Justice of the High Court Division of Bangladesh

Personal details
- Born: January 1, 1973 (age 53)
- Profession: Judge

= S M Masud Hossain Dolon =

S M Masud Hossain Dolon is a judge of the High Court Division of the Bangladesh Supreme Court.

==Early life==
Dolon was born on 1 January 1973. He did his Bachelor of Law from the University of Wolverhampton. He did a Bar Vocational Course from Northumbria University and joined Lincoln's Inn.

==Career==
Dolon became a lawyer of the District Courts on 5 August 2003 and the High Court Division on 17 April 2004.

In February 2011, Dolon was elected assistant secretary of Bangladesh Supreme Court Bar Association.

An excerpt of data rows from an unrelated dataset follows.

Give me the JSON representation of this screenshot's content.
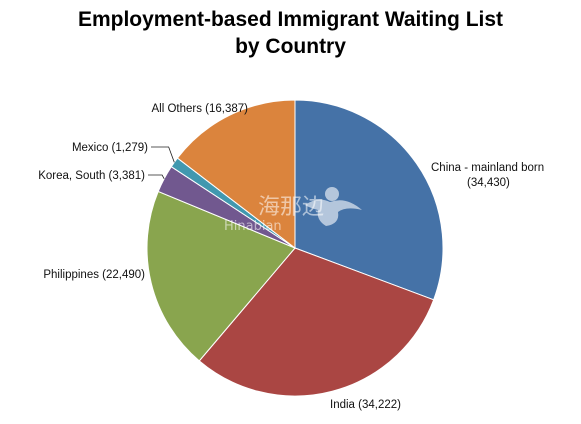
{
  "chart_data": {
    "type": "pie",
    "title": "Employment-based Immigrant Waiting List by Country",
    "title_lines": [
      "Employment-based Immigrant Waiting List",
      "by Country"
    ],
    "slices": [
      {
        "label": "China - mainland born",
        "value": 34430,
        "display": "(34,430)",
        "color": "#4572A7"
      },
      {
        "label": "India",
        "value": 34222,
        "display": "(34,222)",
        "color": "#AA4643"
      },
      {
        "label": "Philippines",
        "value": 22490,
        "display": "(22,490)",
        "color": "#89A54E"
      },
      {
        "label": "Korea, South",
        "value": 3381,
        "display": "(3,381)",
        "color": "#71588F"
      },
      {
        "label": "Mexico",
        "value": 1279,
        "display": "(1,279)",
        "color": "#4198AF"
      },
      {
        "label": "All Others",
        "value": 16387,
        "display": "(16,387)",
        "color": "#DB843D"
      }
    ],
    "start": "12 o'clock",
    "direction": "clockwise",
    "legend": "none",
    "data_labels": "outside"
  },
  "watermark": {
    "text_cn": "海那边",
    "text_en": "Hinabian",
    "icon": "bird-logo-icon"
  }
}
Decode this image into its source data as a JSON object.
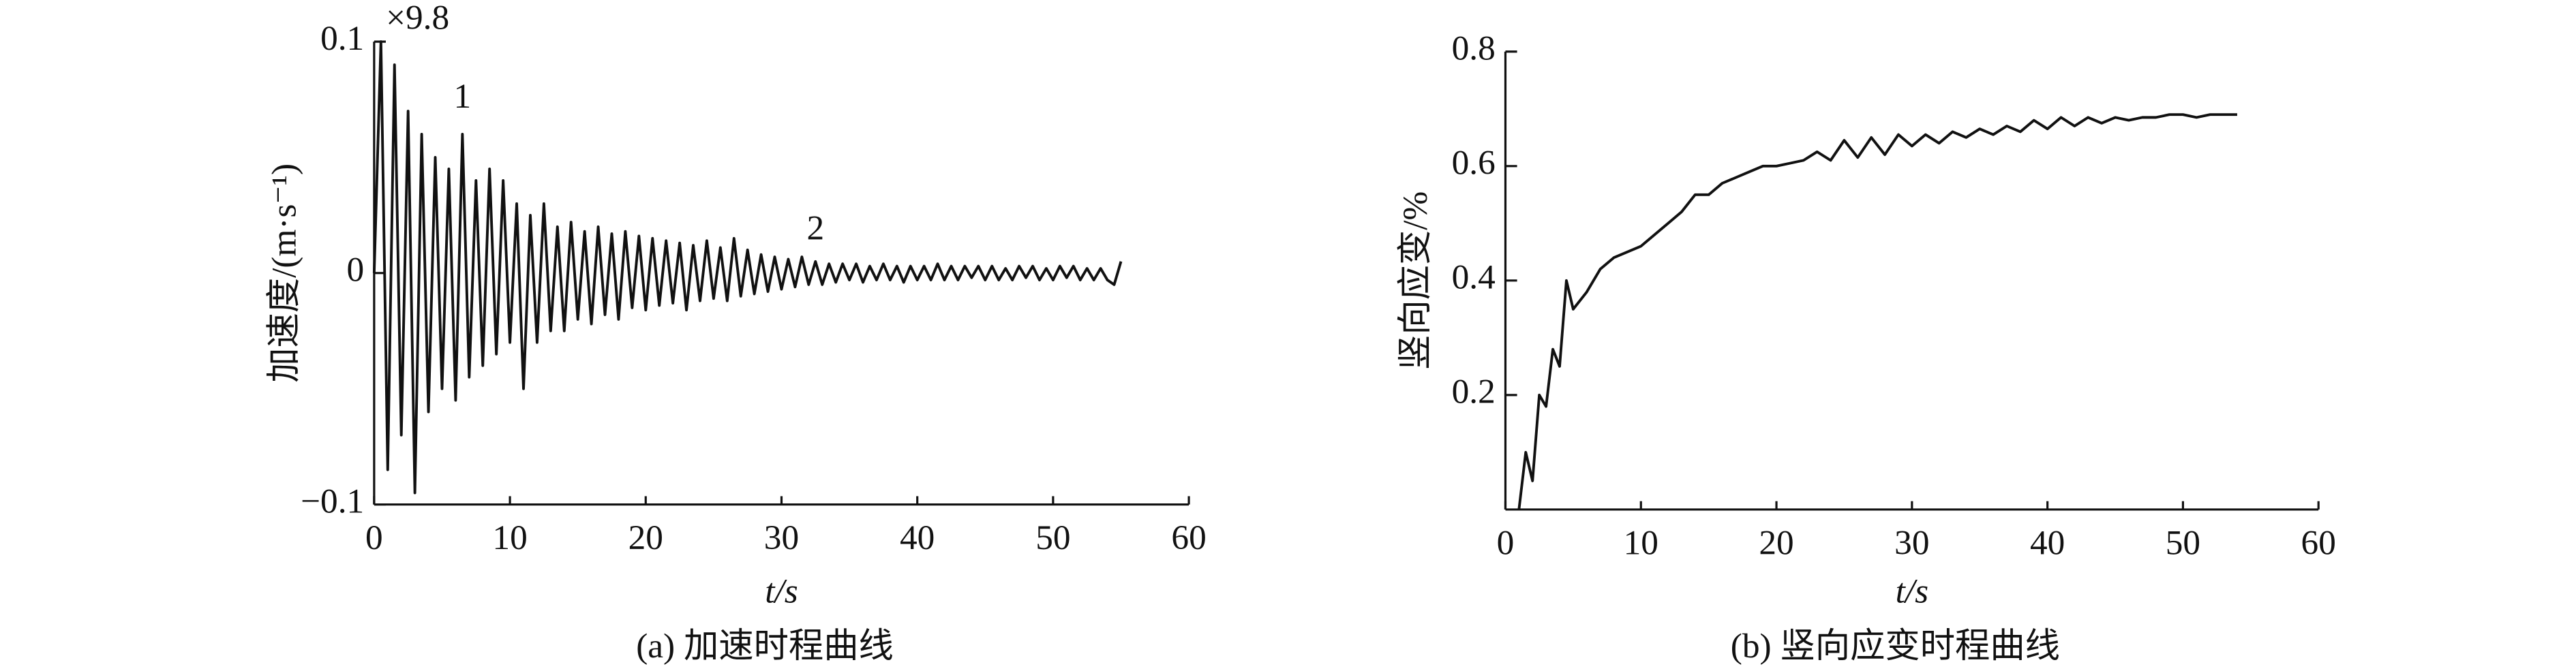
{
  "chart_data": [
    {
      "type": "line",
      "caption": "(a) 加速时程曲线",
      "xlabel": "t/s",
      "ylabel": "加速度/(m·s⁻¹)",
      "color": "#111111",
      "annotations": [
        {
          "text": "×9.8",
          "x": 3.2,
          "y": 0.109
        },
        {
          "text": "1",
          "x": 6.5,
          "y": 0.075
        },
        {
          "text": "2",
          "x": 32.5,
          "y": 0.018
        }
      ],
      "xlim": [
        0,
        60
      ],
      "xticks": [
        0,
        10,
        20,
        30,
        40,
        50,
        60
      ],
      "ylim": [
        -0.1,
        0.1
      ],
      "yticks": [
        {
          "value": 0.1,
          "label": "0.1"
        },
        0,
        {
          "value": -0.1,
          "label": "−0.1"
        }
      ],
      "x": [
        0,
        0.5,
        1,
        1.5,
        2,
        2.5,
        3,
        3.5,
        4,
        4.5,
        5,
        5.5,
        6,
        6.5,
        7,
        7.5,
        8,
        8.5,
        9,
        9.5,
        10,
        10.5,
        11,
        11.5,
        12,
        12.5,
        13,
        13.5,
        14,
        14.5,
        15,
        15.5,
        16,
        16.5,
        17,
        17.5,
        18,
        18.5,
        19,
        19.5,
        20,
        20.5,
        21,
        21.5,
        22,
        22.5,
        23,
        23.5,
        24,
        24.5,
        25,
        25.5,
        26,
        26.5,
        27,
        27.5,
        28,
        28.5,
        29,
        29.5,
        30,
        30.5,
        31,
        31.5,
        32,
        32.5,
        33,
        33.5,
        34,
        34.5,
        35,
        35.5,
        36,
        36.5,
        37,
        37.5,
        38,
        38.5,
        39,
        39.5,
        40,
        40.5,
        41,
        41.5,
        42,
        42.5,
        43,
        43.5,
        44,
        44.5,
        45,
        45.5,
        46,
        46.5,
        47,
        47.5,
        48,
        48.5,
        49,
        49.5,
        50,
        50.5,
        51,
        51.5,
        52,
        52.5,
        53,
        53.5,
        54,
        54.5,
        55
      ],
      "values": [
        0,
        0.1,
        -0.085,
        0.09,
        -0.07,
        0.07,
        -0.095,
        0.06,
        -0.06,
        0.05,
        -0.05,
        0.045,
        -0.055,
        0.06,
        -0.045,
        0.04,
        -0.04,
        0.045,
        -0.035,
        0.04,
        -0.03,
        0.03,
        -0.05,
        0.025,
        -0.03,
        0.03,
        -0.025,
        0.02,
        -0.025,
        0.022,
        -0.02,
        0.018,
        -0.022,
        0.02,
        -0.018,
        0.017,
        -0.02,
        0.018,
        -0.015,
        0.016,
        -0.016,
        0.015,
        -0.014,
        0.014,
        -0.013,
        0.013,
        -0.016,
        0.012,
        -0.012,
        0.014,
        -0.011,
        0.011,
        -0.012,
        0.015,
        -0.01,
        0.01,
        -0.009,
        0.008,
        -0.008,
        0.007,
        -0.007,
        0.006,
        -0.006,
        0.007,
        -0.005,
        0.005,
        -0.005,
        0.004,
        -0.004,
        0.004,
        -0.003,
        0.004,
        -0.004,
        0.003,
        -0.003,
        0.004,
        -0.003,
        0.003,
        -0.004,
        0.003,
        -0.003,
        0.003,
        -0.003,
        0.004,
        -0.003,
        0.003,
        -0.003,
        0.003,
        -0.002,
        0.003,
        -0.003,
        0.003,
        -0.003,
        0.002,
        -0.003,
        0.003,
        -0.002,
        0.003,
        -0.003,
        0.002,
        -0.003,
        0.003,
        -0.002,
        0.003,
        -0.003,
        0.002,
        -0.003,
        0.002,
        -0.003,
        -0.005,
        0.005
      ]
    },
    {
      "type": "line",
      "caption": "(b) 竖向应变时程曲线",
      "xlabel": "t/s",
      "ylabel": "竖向应变/%",
      "color": "#111111",
      "xlim": [
        0,
        60
      ],
      "xticks": [
        0,
        10,
        20,
        30,
        40,
        50,
        60
      ],
      "ylim": [
        0,
        0.8
      ],
      "yticks": [
        0.2,
        0.4,
        0.6,
        0.8
      ],
      "x": [
        1,
        1.5,
        2,
        2.5,
        3,
        3.5,
        4,
        4.5,
        5,
        6,
        7,
        8,
        9,
        10,
        11,
        12,
        13,
        14,
        15,
        16,
        17,
        18,
        19,
        20,
        21,
        22,
        23,
        24,
        25,
        26,
        27,
        28,
        29,
        30,
        31,
        32,
        33,
        34,
        35,
        36,
        37,
        38,
        39,
        40,
        41,
        42,
        43,
        44,
        45,
        46,
        47,
        48,
        49,
        50,
        51,
        52,
        53,
        54
      ],
      "values": [
        0,
        0.1,
        0.05,
        0.2,
        0.18,
        0.28,
        0.25,
        0.4,
        0.35,
        0.38,
        0.42,
        0.44,
        0.45,
        0.46,
        0.48,
        0.5,
        0.52,
        0.55,
        0.55,
        0.57,
        0.58,
        0.59,
        0.6,
        0.6,
        0.605,
        0.61,
        0.625,
        0.61,
        0.645,
        0.615,
        0.65,
        0.62,
        0.655,
        0.635,
        0.655,
        0.64,
        0.66,
        0.65,
        0.665,
        0.655,
        0.67,
        0.66,
        0.68,
        0.665,
        0.685,
        0.67,
        0.685,
        0.675,
        0.685,
        0.68,
        0.685,
        0.685,
        0.69,
        0.69,
        0.685,
        0.69,
        0.69,
        0.69
      ]
    }
  ]
}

Dolon became a lawyer of the Appellate Division of the Supreme Court on 21 December 2015. In 2017, he filed the S. M. Masud Hossain Dolon and others Vs. Government of Bangladesh and others case which resulted in a verdict limited the weight of schoolbags, children took to school, in Bangladesh.

Dolon was appointed an additional Judge of the High Court Division on 31 July 2022 by President Mohammad Abdul Hamid. In September, Dolon and Justice Md Mostafizur Rahman confirmed the death penalty of four Jamaat-ul-Mujahideen Bangladesh members for killing Kunio Hoshi, a Japanese man, in 2015. In November, Dolon and Justice ASM Abdul Mobin stayed a defamation case against Mohammad Jahangir Alam, former Mayor of Gazipur, in a case filed for allegedly making defamatory comments about founding President of Bangladesh Sheikh Mujibur Rahman.

Dolon and Justice Md. Badruzzaman wanted to know about steps taken to make handwritten autopsy reports readable at a bail hearing in January 2023. Dolon and Justice Md. Badruzzaman expressed concern over receiving a call from Dhaka District police superintendent of the Police Bureau of Investigation to the deputy attorney general Sujit Kumar Chattarjee. The police officer called requesting an extension of a court deadline for sub-inspector Mizanur Rahman Sojib, the investigation officer of the Rubel murder case. The bench also ordered the suspension of the investigation officer of the case in Manikganj Sub-Inspector Masud Rana. The court was also critical of investigator sub inspector Masudur Rahman describing his investigation as "cinematic". Dolon and Justice Md Badruzzaman stopped the Digital Security Act case against Didarul Islam Bhuiyan of Rastrachinta.